Background: Aortic aneurysm (AA) dissection is a life-threatening condition that results from a complex interplay between genetic, local and environmental factors. Currently, there is no pharmacological treatment to stabilize and prevent AA rupture. Sphingosine-1-phophate (S1P) is a bioactive lipid mediator involved in cardiac and vascular homeostasis via signaling through five G-protein coupled receptors (S1PR1-5). Importantly, its effects in vasculature range from blood pressure regulation and endothelial barrier stabilization to modulation of vascular smooth muscle cell function (VSMCs).

Hypothesis: Deregulated S1P receptor (S1PR) signaling by excess S1P affects AA incidence, progression and rupture.

Methods: AA formation was induced by angiotensin (Ang) II administration through osmotic pumps (1000 ng/kg/min) over 28 days in apolipoprotein E deficient mice fed a high cholesterol diet. Elevation of endogenous plasma and tissue S1P concentrations was generated through pharmacological inhibition of the S1P lyase, the sole enzyme responsible for its irreversible degradation, using 5-deoxypyridoxine (DOP). AA incidence, morphological classification and gene expression were assessed by histopathology, immunostaining and real time PCR. Vasoreactivity and active as well as passive tension studies of thoracic and abdominal aortic segments were performed by using a small vessel myograph. The sphingolipidome of murine and human AA samples as well as plasma was characterized by LC-MS/MS.

Results: DOP treatment dramatically increased AA-caused mortality due to deadly rupture of aortic aneurysms (70% in the Ang II+DOP compared to 35% in the Ang II group after 28 days; p<0.01). Each spontaneous death was due to a dissecting aneurysm (DA) as evidenced by massive blood clots in the thorax or abdomen with their initial origin in a medial dissection. Classification of aneurysms in surviving animals from the DOP group showed an increased incidence of the most progressive types.

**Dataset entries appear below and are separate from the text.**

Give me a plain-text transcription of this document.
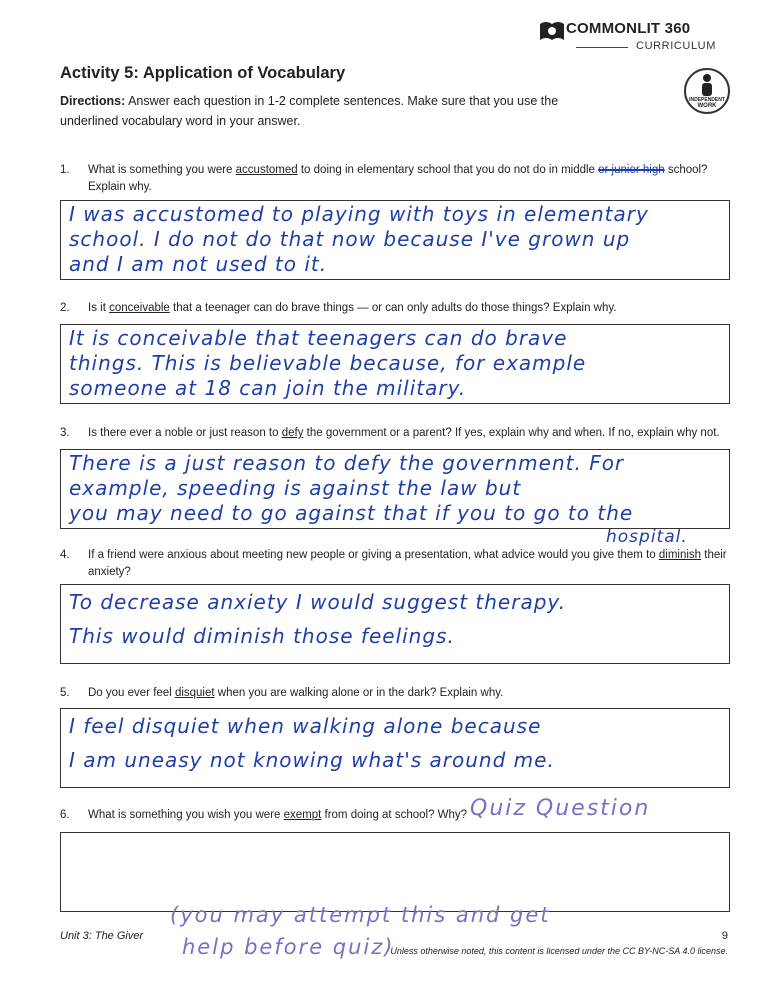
COMMONLIT 360
CURRICULUM
Activity 5: Application of Vocabulary
Directions: Answer each question in 1-2 complete sentences. Make sure that you use the underlined vocabulary word in your answer.
INDEPENDENT
WORK
1. What is something you were accustomed to doing in elementary school that you do not do in middle or junior high school? Explain why.
I was accustomed to playing with toys in elementary
school. I do not do that now because I've grown up
and I am not used to it.
2. Is it conceivable that a teenager can do brave things — or can only adults do those things? Explain why.
It is conceivable that teenagers can do brave
things. This is believable because, for example
someone at 18 can join the military.
3. Is there ever a noble or just reason to defy the government or a parent? If yes, explain why and when. If no, explain why not.
There is a just reason to defy the government. For
example, speeding is against the law but
you may need to go against that if you to go to the
hospital.
4. If a friend were anxious about meeting new people or giving a presentation, what advice would you give them to diminish their anxiety?
To decrease anxiety I would suggest therapy.
This would diminish those feelings.
5. Do you ever feel disquiet when you are walking alone or in the dark? Explain why.
I feel disquiet when walking alone because
I am uneasy not knowing what's around me.
6. What is something you wish you were exempt from doing at school? Why? Quiz Question
(you may attempt this and get
help before quiz)
Unit 3: The Giver	9
Unless otherwise noted, this content is licensed under the CC BY-NC-SA 4.0 license.
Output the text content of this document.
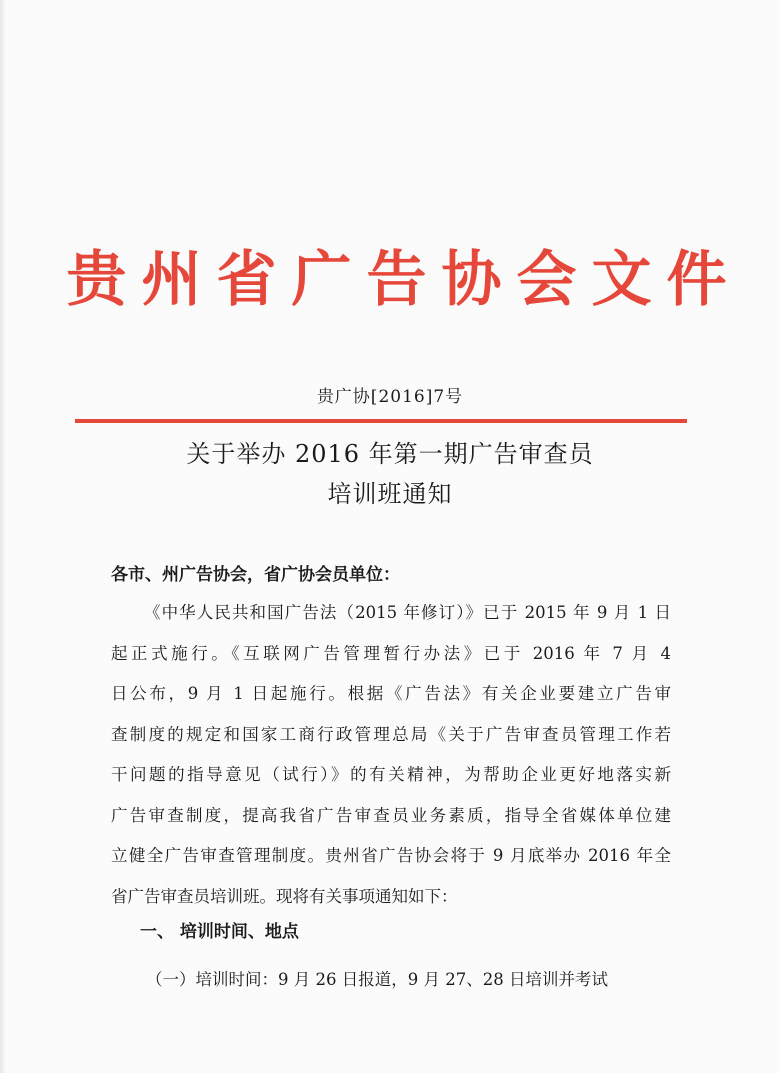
贵州省广告协会文件
贵广协[2016]7号
关于举办 2016 年第一期广告审查员
培训班通知
各市、州广告协会，省广协会员单位：

《中华人民共和国广告法（2015 年修订）》已于 2015 年 9 月 1 日
起正式施行。《互联网广告管理暂行办法》已于 2016 年 7 月 4
日公布，9 月 1 日起施行。根据《广告法》有关企业要建立广告审
查制度的规定和国家工商行政管理总局《关于广告审查员管理工作若
干问题的指导意见（试行）》的有关精神，为帮助企业更好地落实新
广告审查制度，提高我省广告审查员业务素质，指导全省媒体单位建
立健全广告审查管理制度。贵州省广告协会将于 9 月底举办 2016 年全
省广告审查员培训班。现将有关事项通知如下：

一、 培训时间、地点
（一）培训时间：9 月 26 日报道，9 月 27、28 日培训并考试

Histological assessment of the arterial wall revealed intramural hematoma and an increased number of elastic breaks (2-fold higher in Ang II+DOP compared to the Ang II group). Vasoreactivity studies in unaffected thoracic and abdominal segments from the DOP group showed a significantly higher response to phenylephrine. Passive tension studies showed reduced elasticity and increased stiffness of Ang II+DOP aortae making them more prone to rupture. Gene expression studies of whole aortae showed a remarkable downregulation of VSMC differentiation and contractile genes (Acta2, Tagln, Myh11). In vitro studies in isolated rat and mouse VSMC revealed that contractile gene expression is under control of S1P/S1PR2 signaling. Interestingly, S1PR expression was altered in aortic sections of Ang II infused mice (S1PR2 expression 3-fold higher in abdominal and thoracic segments compared to control tissue). LC-MS/MS analysis of the sphingolipidome in patients with aortic aneurysms revealed increased S1P levels in aortic aneurysm tissue.